Hexon蛋白是FAdV的主要免疫保护性蛋白，含主要的特异性抗原决定簇和被中和抗体识别的表位，能诱导特异性的抗体产生，是FAdV分型的重要依据。

基于Hexon基因高变区核苷酸序列分析，2019年国内发生的FAdV可分为C-4、D-3和E-8b共3个型。其中，C-4型GX-1909030株与C群代表毒株SDJN0105进行序列比对，核苷酸序列在629位碱基存在A→C突变，其推导编码的氨基酸序列在210位氨基酸存在Y→S突变。
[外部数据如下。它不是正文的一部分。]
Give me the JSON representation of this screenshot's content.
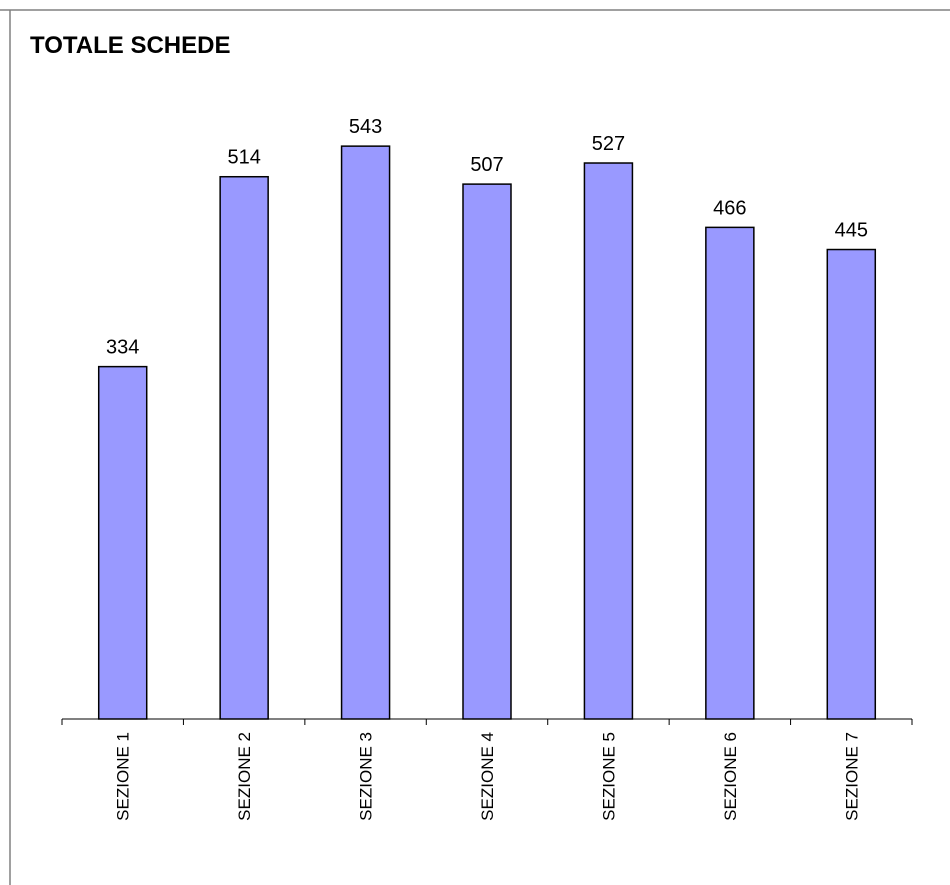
{
  "chart_data": {
    "type": "bar",
    "title": "TOTALE SCHEDE",
    "categories": [
      "SEZIONE 1",
      "SEZIONE 2",
      "SEZIONE 3",
      "SEZIONE 4",
      "SEZIONE 5",
      "SEZIONE 6",
      "SEZIONE 7"
    ],
    "values": [
      334,
      514,
      543,
      507,
      527,
      466,
      445
    ],
    "color": "#9999ff"
  }
}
D-3型GX-1901001株与D群代表毒株Fowl adenovirus D进行序列比对，分别有39个核苷酸存在点突变，而230～232位存在3个碱基(AGT)的缺失；其推导编码的氨基酸序列有18个位点存在氨基酸突变，而在77位存在氨基酸(E)缺失。E-8b型HB-1911039株与E群代表毒株FAdV-HNQX-101017-B进行序列比对，在30、66、168、368、379、444、546位碱基分别存在C→T、C→G、A→C、C→G、G→A、C→G、A→C点突变，其推导编码的氨基酸序列在123位和127位分别存在A→G和V→M氨基酸突变。目前，关于 FAdV-3型禽腺病毒的相关试验相对较少，该病毒的致病特性、适应性、所引起的临床症状等报道较少；而在本试验采集的鸡场发病情况显示，该毒株致病性较强，引起鸡群死亡率显著增加，剖检发现肝脏发黑坏死；说明FAdV-3型GX-1901001株变异和缺失可能是导致其致病性升高的原因[6-7]。

本试验获得的11株腺病毒Hexon基因存在不同程度的变异或缺失，在进化树中已形成多个小分支。由此说明目前国内养鸡场发生的FAdV在流行过程中变异较大，可能影响现有疫苗保护效力[8]。

因此，监测和分析我国FAdV的Hexon基因变异情况，为FAdV变异演化提供了有价值的基因信息数据，对于疫苗开发及制定防控策略均有重要指导意义。